Many years ago I was invited to attend the grand opening of a restaurant. Accompanying the invitation to the feast was a golden key which was touted as possibly being the one that would unlock a treasure chest. Inside the treasure chest was a rather expensive door prize that would be given to anyone who had the special key. I announced without hesitation to my wife that our key would fit. When we arrived at the gala I told the receptionist my key would fit. The young lady, the keeper of the chest, thought it rather amusing when I announced, yet again, the key would fit! I had never before won anything, but… The key fit!
We all want so much for the mysteries of God to be unlocked as simply as my story above – an invitation with the fit of a “key” combined with an unwavering proclamation, as if we had the inside scoop on moving God. Then almost as if we controlled the whole thing, the window of blessings opens and we cannot bear it any more. (Oh, by the way, through the years I’ve received probably dozens of keys and have never won anything else.)
Please, before you label me as a “glass half empty” kind of guy, I want you to know that I believe that I serve a limitless God. Therefore, I pray that my glass is completely empty for Him to do the filling. For many years I have been suspicious of individuals who tout their faith as an instant ticket to a Nirvana-like realm where everything is beautiful and God blesses their socks off 24/7. There often seems a light and fluffy, almost fanciful approach to the Gospel nowadays; an approach which falls well short of addressing the needs of a sinful and dying world.
A call I made to a brother revealed the heart of a father who was experiencing the pain of wanting to make everything okay in the midst of chaos. My brother is one who is striving to walk with God as he and his wife deal with the life slowly leaving a loved one, and the relentless saga of a child battered by the demon of opiates. He asks, “Is it me, my sin, my fault? I don’t have any answers – I just want it to end.”
At times like these my faith becomes very simple and very sober… Jesus died for me. That’s it.

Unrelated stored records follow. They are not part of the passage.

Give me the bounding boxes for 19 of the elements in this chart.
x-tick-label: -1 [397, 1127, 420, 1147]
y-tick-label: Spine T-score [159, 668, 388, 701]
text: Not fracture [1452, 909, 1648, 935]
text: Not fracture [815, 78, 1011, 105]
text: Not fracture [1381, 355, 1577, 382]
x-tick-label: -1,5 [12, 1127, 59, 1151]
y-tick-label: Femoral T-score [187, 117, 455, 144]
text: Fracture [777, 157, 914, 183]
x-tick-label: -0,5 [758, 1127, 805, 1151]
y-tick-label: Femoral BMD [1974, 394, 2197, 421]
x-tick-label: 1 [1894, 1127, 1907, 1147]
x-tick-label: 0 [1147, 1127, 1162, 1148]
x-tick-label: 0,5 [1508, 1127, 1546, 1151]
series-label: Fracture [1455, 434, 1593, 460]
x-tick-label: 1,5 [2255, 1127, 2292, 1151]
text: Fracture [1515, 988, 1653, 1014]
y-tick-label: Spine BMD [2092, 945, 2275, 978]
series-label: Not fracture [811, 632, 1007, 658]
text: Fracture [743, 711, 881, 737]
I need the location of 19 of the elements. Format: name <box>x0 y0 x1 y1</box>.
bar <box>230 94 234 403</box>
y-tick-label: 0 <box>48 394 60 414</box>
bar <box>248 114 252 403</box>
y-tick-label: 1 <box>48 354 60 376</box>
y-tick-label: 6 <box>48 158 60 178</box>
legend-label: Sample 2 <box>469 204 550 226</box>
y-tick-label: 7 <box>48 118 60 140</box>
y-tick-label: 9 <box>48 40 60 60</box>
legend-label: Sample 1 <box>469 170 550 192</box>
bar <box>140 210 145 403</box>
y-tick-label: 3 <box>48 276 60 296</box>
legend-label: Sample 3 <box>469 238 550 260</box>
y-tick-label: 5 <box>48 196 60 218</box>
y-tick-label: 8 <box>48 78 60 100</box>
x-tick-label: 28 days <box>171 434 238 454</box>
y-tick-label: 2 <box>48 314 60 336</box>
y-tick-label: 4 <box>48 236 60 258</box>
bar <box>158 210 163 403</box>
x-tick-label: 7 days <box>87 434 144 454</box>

I believe. Not wavering, not shaken, not doubting, not distracted by the waves, simply pleasing God by having faith.
As a disciple or “learner” of God I do not know much, but have resolved within my heart to be taught by God as He reveals Himself to me. The class is held every minute of every day. It never stops – often without any breaks. I must make myself available to be taught by Him, not just in attendance, but engaged in the process. Not just going through the motions, but for the love of Him, maximizing the opportunity.
We must abide with Christ, remaining with Him through life’s lessons and being broken so our helplessness is spilled out on His altar of grace and love. We pass the test not because of ourselves, but in spite of ourselves, only because God willed in His plan that we could be made perfect and entire, wanting nothing more than to abide with Him forever. We must die that we might live. The sophistication in which we live is an enemy of a childlike faith. How can I through intellect and success present myself as a “together” individual to the world and simultaneously cry out from a broken and helpless state with a repentant heart, “I am undone!”
A woman in her late fifties recently testified that even though she was saved in her teen years, God had become real to her only in the last several years. In conversation with her it became evident that her profound transformation was indeed most recent, and for over thirty years as a believer her relationship with God seemed to be on hold. Without a doubt, she desires beyond all else to walk with God – and is. But if she is now with God, where was she for over thirty years? Where has she been, where does God want us to be? Where are you?
The body of Christ is made up of people just like you with hopes and dreams and struggles just like yours, with talents and faults just like yours. We need each other to apply the keys of faith, hope, and love – just like Jesus.